Cheltenham Festival 2025: Three things we will learn on Friday

READY TO BOLT: Galopin Des Champs pictured in his stable at Willie Mullin's Closutton yard last month. Pic: Healy Racing
In the year 1819 there was a horse race run in the general Cheltenham area that was billed as the Gold Cup but the contest that we know, love and will watch raptly at 4PM this afternoon traces back as far as 1924. A five-year-old called Red Splash beat eight opponents to win £685 that day and so secured a place of honour unique in the history of horse racing.
The first multiple winners soon followed. Easter Hero won in 1929/30, and then the great Golden Miller won five on the bounce in the 1930s. Since then, only three horses have been sound and durable enough to complete the hat-trick: Cottage Rake, Arkle, and Best Mate.
Vincent O’Brien trained Cottage Rake to win three-consecutive Gold Cups from 1948-50 and so began of a series of National Hunt triumphs that loudly announced the arrival of the quiet man from North Cork and with him the foundation of the Ballydoyle empire and change in thinking in the global production of thoroughbreds.
Arkle will always just be Arkle, or Himself to those who knew him well. He harvested his hat-trick in the middle of the madness and mayhem of the 1960s and a mention of his name has the same wistful effect on racing enthusiasts as the Beatles on ageing teenyboppers or George Best on grey-haired football aficionados.
Best Mate came and went in the early years of the century without leaving as deep a hoof print, in Ireland at least, as the others. He didn’t run all that often and was minded lovingly and carefully, but the nervous eccentricities of his trainer, Henrietta Knight, always added gaiety to Festival week.
There are statues of Golden Miller, Arkle and Best Mate standing proud at Cheltenham racecourse and Cottage Rake has a prominent bar straddling the main grandstand named after him. But Cheltenham racecourse is a big place and there is plenty of space to erect even more monuments to greatness.
Greatness this afternoon carries a cumbersome gallic name and Galopin Des Champs will dominate the last day narrative. Had he been named in the English language the nine-year-old gelding would be known as ‘Child of the Fields,’ and it sounds even more poetic in Irish; Paiste Na Pairceanna. But a rose by any other name famously smells just as sweet and Galopin Des Champs has always been a very sweet and uncomplicated racehorse.
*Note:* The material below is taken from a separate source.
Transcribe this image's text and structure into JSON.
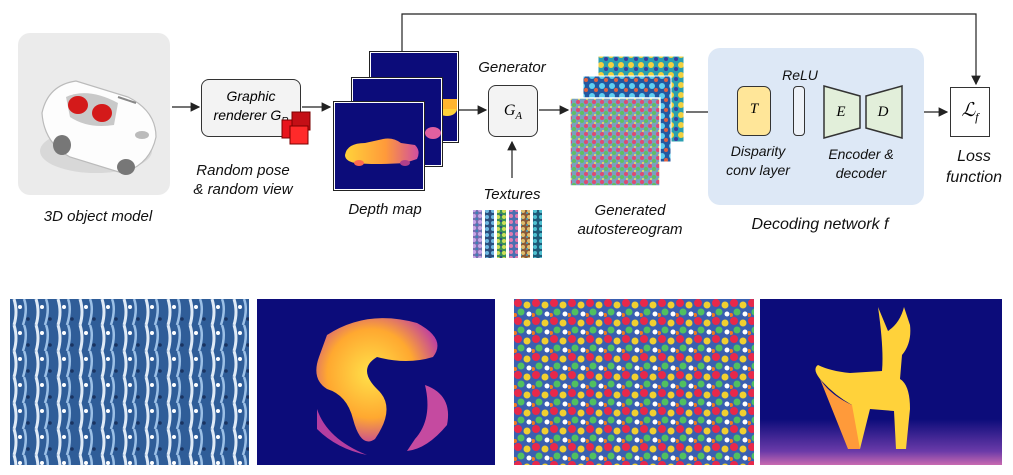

Bought from France as a four-year-old by his owners, the Turleys, in 2020, he had an inauspicious start to his career at Willie Mullin’s stable when beaten in his first three races over hurdles. It was his fourth race and first visit to Cheltenham that first told the tale. Ridden by Sean O’Keefe, he won the Martin Pipe Handicap Hurdle at the 2021 Festival off a rating of 142, which in retrospect made him the greatest certainty that ever faced a starting tape. Ever since then he has been hoovering up Grade One contests and banked over €2million euro in prizemoney for his lucky owners.
It's taken longer than it should have done but he has at last arrived into the warmth of public appreciation and the loud, loving and lasting reception he received when winning the Irish Gold Cup at the DRF in February will remain long in the memory of those who were there to witness it. If ever a horse was designed for Cheltenham, the jet black Galopin Des Champs is that beast. He loves a battle and comes alive when he meets a hill at the end of a three-mile chase. All being well, this afternoon he will find that hill, but will he find an opponent capable of offering a battle to tackle on its unforgiving rise?
There are races other than the Gold Cup at Cheltenham this afternoon. Six of them in fact, some of them top class, all of them interesting but none of them will deflect more than a shred of attention from the overriding question today. What can stop Galopin Des Champs?
Obstacles can impact him, obviously. Constitution Hill and State Man are topical examples of the danger involved when a racehorse leaves the ground at speed and Galopin’s only defeat at Cheltenham came when he slipped on landing after the last when a dozen lengths clear of yesterday’s Stayers Hurdle winner, Bob Olinger in the Turners Chase on St. Patricks Day in 2022. Other than that unfortunate accident he has been foot sure and flawless in all his races and hopefully will be again today.
So that just leaves eight opponents between him and a well-deserved statue. Banbridge is the only horse rated within a stone of the favourite and the only one that might have the ability and improvement trajectory to make a race of it. He collared Il Est Francais to win the King George at Kempton over Christmas, in what was a muddling contest. Inothewayurthinkin has been expensively supplemented into the race as a late entry last week having been originally targeted at the Aintree National. He finished a total of 6- lengths behind Galopin in three clashes this season and although he has been getting closer each time, he’s unlikely to show the necessary improvement to get much closer today.
Today is all about history. Sit back and watch the peerless Galopin Des Champs as he makes it.